«Его творец прикован к каторжному ядру равновесия ради жизни и денег; его падения ожидают; его спуск опасен, его поворот нелегок; его вид некрасив; его полет – полет мухи в бутылке: ни остановиться, ни парить; оглушительный шум, атмосфера завода, хлопотливый труд; сотни калек, трупов, и это – полет?… Немного надо было бы мне, чтобы доказать вам, как несовершенны и как грубы те аппараты, которыми вы с таким трудом и опасностью пашете воздух, к ним прицепясь, ибо движутся лишь аппараты, не вы сами; как ловко было бы ходить в железных штанах, плавать на бревне и спать на дереве, так – в отношении к истинному полету – происходит ваше летание. Оно – сами вы. Наилучший аппарат должен быть послушен, как легкая одежда при беге; в любой момент в любом направлении и с любой скоростью, – вот чего следует вам добиться. Рассчитывая поговорить долее, я встретил нетерпимость и издевательство; поэтому, не касаясь более технических суеверий ваших, перейдем к опыту».

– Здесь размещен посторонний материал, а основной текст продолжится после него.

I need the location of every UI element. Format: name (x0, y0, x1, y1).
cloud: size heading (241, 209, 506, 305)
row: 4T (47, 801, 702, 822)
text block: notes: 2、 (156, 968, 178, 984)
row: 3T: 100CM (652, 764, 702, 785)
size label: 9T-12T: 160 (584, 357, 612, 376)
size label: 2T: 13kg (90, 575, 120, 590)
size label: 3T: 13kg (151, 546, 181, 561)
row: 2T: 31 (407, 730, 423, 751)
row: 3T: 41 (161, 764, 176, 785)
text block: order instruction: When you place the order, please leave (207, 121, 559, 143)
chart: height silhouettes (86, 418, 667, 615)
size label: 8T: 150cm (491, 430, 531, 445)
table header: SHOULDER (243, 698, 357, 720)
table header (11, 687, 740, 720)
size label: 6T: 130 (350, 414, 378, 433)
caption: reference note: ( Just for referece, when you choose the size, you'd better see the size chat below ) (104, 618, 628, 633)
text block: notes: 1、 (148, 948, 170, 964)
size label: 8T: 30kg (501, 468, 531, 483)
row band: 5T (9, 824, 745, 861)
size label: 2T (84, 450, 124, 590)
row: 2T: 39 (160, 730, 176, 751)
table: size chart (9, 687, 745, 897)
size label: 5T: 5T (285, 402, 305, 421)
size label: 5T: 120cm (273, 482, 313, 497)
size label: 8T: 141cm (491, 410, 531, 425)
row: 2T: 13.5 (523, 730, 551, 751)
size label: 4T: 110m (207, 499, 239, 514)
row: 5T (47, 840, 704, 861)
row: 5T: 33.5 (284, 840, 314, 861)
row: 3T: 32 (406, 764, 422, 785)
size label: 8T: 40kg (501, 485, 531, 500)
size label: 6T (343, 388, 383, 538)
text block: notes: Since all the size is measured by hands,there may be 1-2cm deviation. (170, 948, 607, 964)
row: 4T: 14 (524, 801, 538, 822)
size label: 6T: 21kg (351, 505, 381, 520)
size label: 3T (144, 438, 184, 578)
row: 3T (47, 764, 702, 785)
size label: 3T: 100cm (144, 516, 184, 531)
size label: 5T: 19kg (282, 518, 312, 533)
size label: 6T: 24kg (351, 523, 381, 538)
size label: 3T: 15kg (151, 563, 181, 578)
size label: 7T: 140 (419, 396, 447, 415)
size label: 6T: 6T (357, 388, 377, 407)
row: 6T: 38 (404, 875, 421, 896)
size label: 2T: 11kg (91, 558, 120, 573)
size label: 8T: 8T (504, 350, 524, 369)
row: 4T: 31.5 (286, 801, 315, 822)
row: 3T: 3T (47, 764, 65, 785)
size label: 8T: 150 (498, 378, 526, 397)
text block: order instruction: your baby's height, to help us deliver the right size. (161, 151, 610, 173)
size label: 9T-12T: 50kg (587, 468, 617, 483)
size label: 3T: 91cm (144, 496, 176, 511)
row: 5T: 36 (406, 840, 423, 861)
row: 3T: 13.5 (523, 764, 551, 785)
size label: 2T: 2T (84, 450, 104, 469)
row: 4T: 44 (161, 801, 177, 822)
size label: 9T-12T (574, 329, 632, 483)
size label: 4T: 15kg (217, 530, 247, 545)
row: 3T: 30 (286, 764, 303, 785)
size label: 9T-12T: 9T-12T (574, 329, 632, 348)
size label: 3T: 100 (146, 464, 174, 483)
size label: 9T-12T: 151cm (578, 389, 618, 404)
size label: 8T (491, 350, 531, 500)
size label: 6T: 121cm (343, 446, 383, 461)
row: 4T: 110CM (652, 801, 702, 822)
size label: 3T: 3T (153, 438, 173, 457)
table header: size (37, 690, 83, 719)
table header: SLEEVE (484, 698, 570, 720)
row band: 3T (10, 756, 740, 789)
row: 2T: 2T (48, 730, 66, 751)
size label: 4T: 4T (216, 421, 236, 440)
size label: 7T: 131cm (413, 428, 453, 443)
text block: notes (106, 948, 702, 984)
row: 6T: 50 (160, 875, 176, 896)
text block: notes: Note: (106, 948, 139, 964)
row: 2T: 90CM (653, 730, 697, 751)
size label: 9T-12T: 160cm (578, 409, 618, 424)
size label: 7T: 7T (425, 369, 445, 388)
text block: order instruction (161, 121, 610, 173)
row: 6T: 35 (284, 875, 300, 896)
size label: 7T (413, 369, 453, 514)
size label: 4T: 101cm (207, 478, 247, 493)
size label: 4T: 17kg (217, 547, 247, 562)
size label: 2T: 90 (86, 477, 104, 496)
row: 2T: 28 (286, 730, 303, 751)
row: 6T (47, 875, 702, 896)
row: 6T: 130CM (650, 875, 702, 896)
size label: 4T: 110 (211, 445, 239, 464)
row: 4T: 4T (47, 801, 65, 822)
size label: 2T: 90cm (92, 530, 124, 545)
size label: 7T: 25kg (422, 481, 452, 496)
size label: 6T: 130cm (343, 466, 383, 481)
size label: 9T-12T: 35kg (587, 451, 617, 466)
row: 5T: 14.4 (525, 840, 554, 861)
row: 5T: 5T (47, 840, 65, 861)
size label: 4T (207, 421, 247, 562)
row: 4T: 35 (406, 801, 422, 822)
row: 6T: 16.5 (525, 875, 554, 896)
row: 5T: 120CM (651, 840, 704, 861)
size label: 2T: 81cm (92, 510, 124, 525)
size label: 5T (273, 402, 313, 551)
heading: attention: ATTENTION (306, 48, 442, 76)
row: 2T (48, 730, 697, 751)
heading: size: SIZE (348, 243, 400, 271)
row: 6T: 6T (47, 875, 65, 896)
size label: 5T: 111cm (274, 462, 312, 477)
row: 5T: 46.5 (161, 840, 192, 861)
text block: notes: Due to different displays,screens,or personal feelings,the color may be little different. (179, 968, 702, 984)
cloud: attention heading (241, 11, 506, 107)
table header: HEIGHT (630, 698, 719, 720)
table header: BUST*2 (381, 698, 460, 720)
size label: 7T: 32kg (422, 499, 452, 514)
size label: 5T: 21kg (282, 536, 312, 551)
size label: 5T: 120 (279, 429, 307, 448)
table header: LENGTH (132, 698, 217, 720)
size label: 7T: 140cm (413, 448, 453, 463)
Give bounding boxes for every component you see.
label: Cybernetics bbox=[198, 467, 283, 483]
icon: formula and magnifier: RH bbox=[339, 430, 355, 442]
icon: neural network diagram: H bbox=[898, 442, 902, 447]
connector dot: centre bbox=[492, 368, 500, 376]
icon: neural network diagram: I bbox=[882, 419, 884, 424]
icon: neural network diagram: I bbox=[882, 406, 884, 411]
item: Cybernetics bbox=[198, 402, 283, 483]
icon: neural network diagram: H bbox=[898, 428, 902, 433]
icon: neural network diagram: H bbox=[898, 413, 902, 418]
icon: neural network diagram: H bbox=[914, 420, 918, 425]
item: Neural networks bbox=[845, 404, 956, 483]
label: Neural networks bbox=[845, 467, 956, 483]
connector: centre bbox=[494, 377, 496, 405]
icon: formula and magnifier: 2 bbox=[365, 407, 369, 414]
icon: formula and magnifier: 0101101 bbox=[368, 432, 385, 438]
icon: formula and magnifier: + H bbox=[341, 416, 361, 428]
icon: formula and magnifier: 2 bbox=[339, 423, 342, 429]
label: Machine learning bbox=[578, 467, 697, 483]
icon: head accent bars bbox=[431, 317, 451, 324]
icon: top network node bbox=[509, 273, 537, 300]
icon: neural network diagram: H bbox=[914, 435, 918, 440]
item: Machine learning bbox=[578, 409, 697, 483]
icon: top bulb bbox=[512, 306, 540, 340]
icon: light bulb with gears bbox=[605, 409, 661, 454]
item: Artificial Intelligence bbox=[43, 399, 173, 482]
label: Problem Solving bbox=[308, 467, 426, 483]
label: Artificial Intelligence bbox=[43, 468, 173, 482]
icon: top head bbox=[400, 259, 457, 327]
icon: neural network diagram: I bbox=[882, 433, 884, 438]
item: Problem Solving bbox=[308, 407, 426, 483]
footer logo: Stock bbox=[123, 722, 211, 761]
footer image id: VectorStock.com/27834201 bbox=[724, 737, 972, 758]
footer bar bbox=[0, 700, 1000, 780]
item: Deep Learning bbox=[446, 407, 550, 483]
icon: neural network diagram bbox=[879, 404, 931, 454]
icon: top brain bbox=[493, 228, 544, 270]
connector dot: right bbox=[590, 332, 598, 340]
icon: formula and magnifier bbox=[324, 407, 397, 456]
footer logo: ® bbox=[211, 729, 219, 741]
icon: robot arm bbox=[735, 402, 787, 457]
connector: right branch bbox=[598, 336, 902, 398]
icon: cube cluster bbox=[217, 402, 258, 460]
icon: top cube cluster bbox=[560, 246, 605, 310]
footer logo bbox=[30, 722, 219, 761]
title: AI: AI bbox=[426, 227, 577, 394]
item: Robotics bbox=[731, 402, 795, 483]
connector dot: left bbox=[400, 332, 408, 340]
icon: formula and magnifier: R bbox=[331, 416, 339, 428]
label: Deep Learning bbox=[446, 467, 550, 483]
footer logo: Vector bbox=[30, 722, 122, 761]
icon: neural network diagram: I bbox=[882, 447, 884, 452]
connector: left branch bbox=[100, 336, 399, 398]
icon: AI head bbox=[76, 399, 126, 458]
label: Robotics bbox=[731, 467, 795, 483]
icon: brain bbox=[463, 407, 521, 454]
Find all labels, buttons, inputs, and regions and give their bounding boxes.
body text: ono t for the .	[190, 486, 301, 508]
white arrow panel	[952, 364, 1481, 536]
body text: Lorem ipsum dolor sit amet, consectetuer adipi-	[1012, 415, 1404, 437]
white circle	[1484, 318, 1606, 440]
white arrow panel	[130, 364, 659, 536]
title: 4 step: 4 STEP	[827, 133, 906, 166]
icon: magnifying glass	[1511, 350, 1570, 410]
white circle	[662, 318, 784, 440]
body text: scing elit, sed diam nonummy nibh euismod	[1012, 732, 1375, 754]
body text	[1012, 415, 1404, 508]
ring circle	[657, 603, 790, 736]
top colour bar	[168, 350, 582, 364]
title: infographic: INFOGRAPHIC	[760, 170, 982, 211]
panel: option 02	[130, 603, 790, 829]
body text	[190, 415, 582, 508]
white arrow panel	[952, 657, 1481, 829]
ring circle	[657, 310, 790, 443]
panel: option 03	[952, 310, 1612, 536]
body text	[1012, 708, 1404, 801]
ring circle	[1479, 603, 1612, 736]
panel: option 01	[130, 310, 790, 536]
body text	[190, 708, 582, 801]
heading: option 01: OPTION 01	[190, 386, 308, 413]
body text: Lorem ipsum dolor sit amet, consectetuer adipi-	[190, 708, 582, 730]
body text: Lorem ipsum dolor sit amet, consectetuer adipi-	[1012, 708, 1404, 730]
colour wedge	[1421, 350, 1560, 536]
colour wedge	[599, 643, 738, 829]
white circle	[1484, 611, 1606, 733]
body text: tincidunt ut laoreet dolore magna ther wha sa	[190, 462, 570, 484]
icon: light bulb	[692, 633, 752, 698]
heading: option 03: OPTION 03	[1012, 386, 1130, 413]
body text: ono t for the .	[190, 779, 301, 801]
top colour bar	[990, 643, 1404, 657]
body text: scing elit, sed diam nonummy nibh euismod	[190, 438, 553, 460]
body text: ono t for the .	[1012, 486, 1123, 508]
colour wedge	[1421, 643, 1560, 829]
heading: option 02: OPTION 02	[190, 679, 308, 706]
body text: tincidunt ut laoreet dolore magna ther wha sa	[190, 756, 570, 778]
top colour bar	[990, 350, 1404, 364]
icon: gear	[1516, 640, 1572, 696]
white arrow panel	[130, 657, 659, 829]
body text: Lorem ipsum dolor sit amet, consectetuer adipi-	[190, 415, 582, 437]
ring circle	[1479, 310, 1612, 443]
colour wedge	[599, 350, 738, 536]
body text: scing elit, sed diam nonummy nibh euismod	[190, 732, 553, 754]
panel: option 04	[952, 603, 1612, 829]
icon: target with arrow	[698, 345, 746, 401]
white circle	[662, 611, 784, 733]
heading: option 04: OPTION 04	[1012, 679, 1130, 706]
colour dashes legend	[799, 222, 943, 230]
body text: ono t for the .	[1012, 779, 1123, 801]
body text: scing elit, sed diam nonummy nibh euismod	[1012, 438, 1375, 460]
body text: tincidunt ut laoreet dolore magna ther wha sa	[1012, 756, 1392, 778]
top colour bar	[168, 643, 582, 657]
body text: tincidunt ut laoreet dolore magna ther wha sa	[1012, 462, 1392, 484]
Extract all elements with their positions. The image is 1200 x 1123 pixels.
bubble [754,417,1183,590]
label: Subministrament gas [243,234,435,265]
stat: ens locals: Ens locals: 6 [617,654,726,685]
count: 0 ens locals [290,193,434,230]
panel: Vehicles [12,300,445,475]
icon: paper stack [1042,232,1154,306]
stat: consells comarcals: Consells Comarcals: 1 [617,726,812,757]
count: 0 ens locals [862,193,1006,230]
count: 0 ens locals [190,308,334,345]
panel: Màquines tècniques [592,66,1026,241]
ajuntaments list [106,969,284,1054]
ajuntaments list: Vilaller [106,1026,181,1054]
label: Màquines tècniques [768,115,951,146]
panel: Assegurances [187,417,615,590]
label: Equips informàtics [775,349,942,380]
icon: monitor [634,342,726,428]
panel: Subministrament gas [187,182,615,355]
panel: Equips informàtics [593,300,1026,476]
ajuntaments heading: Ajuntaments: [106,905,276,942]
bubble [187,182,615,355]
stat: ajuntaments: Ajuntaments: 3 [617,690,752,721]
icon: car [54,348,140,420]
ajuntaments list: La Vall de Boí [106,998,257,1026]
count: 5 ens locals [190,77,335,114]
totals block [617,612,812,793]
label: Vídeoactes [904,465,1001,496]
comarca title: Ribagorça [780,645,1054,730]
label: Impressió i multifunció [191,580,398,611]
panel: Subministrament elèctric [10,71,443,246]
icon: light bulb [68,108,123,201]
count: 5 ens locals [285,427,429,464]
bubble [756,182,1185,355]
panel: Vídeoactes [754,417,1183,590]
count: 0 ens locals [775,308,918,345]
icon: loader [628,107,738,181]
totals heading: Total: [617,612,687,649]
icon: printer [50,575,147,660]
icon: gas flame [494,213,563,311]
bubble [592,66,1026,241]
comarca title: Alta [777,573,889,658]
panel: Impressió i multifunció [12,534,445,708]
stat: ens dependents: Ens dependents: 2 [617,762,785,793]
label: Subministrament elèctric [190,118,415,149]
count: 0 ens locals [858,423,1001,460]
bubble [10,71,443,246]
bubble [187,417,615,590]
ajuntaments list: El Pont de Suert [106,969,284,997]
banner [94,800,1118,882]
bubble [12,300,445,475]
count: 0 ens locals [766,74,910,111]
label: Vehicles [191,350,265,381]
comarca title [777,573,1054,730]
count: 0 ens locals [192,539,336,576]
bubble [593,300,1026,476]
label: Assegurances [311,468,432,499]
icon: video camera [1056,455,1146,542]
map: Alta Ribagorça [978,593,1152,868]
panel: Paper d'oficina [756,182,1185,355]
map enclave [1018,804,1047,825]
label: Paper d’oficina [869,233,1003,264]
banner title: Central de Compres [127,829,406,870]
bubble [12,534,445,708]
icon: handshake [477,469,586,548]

Этот опыт касается не только и не столько летательного аппарата Крукса, который должен преодолеть притяжение земли за счет мелодичного звона четырех тысяч колокольчиков (Друду, понятно, вообще аппаратов не надо), это – испытание собравшейся на летном поле толпы: найдется ли в ней хотя бы один человек, кто в Крукса-Друда и его машину поверит. Хоть один не жирный гусь.
Он находится. Но только один. Это – Тави, которая кричит: «Я! Я! Я!» – так же, как кричала Ассоль, завидев корабль с алыми парусами, и за этот крик и свою веру Тави получает в награду счастье, проплывшее мимо Руны: она превращается из гусеницы в бабочку, а вернее в птицу и улетает с Круксом в «блистающий мир».
Тема летящего вне самолета человека была для Грина важна еще с дореволюционных пор. О полетах тогда писали многие – Леонид Андреев, Блок, Куприн. Последний даже сам летал и едва не погиб. Летали поэт-футурист Василий Каменский и писатель-реалист И. С. Соколов-Микитов. Авиация поражала воображение людей начала XX века. Они видели в ней гораздо большее, чем достижение научного прогресса. Но, пожалуй, никого из русских писателей сама возможность оторваться от земли и полететь не потрясла и лично не задела так сильно, как Грина. Вера Павловна Калицкая вспоминает, что еще в 1910 году, когда они ходили с Александром Степановичем на авиационную неделю, проводившуюся в окрестностях Петербурга, Грин, в отличие от большинства посетителей салона, был глубоко разочарован и возмущен видом тогдашних самолетов.[283]
Он возненавидел авиационную технику ревностью оскорбленного любовника неба. Он искренне верил и хотел, чтобы человек летал сам и воспринимал самолеты как нечто враждебное и не расставался с этим чувством ни в тридцать лет, ни в сорок пять. В своей прозе он с поразительным удовольствием писал о катастрофах самолетов, издевался над «знаменитостями воздуха», в рассказе «Тяжелый воздух» назвал самолет «трагическим усилием человеческой воли, созданием из пота, крови и слез», а в романе «Джесси и Моргиана» один из героев роняет фразу, чем-то напоминающую порыв Друда погасить все маяки: смерть авиатора «не трагична, а лишь травматична. Это не более, как поломка машины».
Именно это так огорчило уже упоминавшуюся Наталью Метелеву и заставило ее написать: «С упрямством, достойным любого ребенка, Грин кричит свое „хочу!“ следующие 20 лет, начиная с рассказа „Летчик Киршин“, где летчик и машина погибают от столкновения с детским воздушным шариком. Это не случайный образ. Это ответ на посягательство всего человечества на чистоту неба, в облаках которого А. Грин мог позволить парить только птицам и своей Мечте. Это романтический протест хиппи против цивилизации».[284]
Идея уподобления Грина хиппи, высказанная Метелевой, кажется довольно проницательной. Тут, по-видимому, не что иное, как еще один пример опережения им своего времени, очередное «точное попадание в ничто», как выразился бы академик Зелинский. Не даром в «Дьяволе оранжевых вод» один герой Грина говорил другому: «Люди страшны, человек бесчеловечен. Бесчисленные, жестокие шутники злой жизни ждут нас. Вернемтесь. Купим, или украдем ружья и, при первой возможности, уйдем от людей. В тихом одичании пройдут года, в памяти изгладятся те времена, когда мы были среди людей, боялись их, любили или ненавидели, и даже лица их забудутся нам. Мы будем всем тем, что окружает нас – травой, деревьями, цветами, зверями. В строгости мудрой природы легко почувствует себя освобожденная от людей душа, и небо благословит нас – чистое небо пустыни».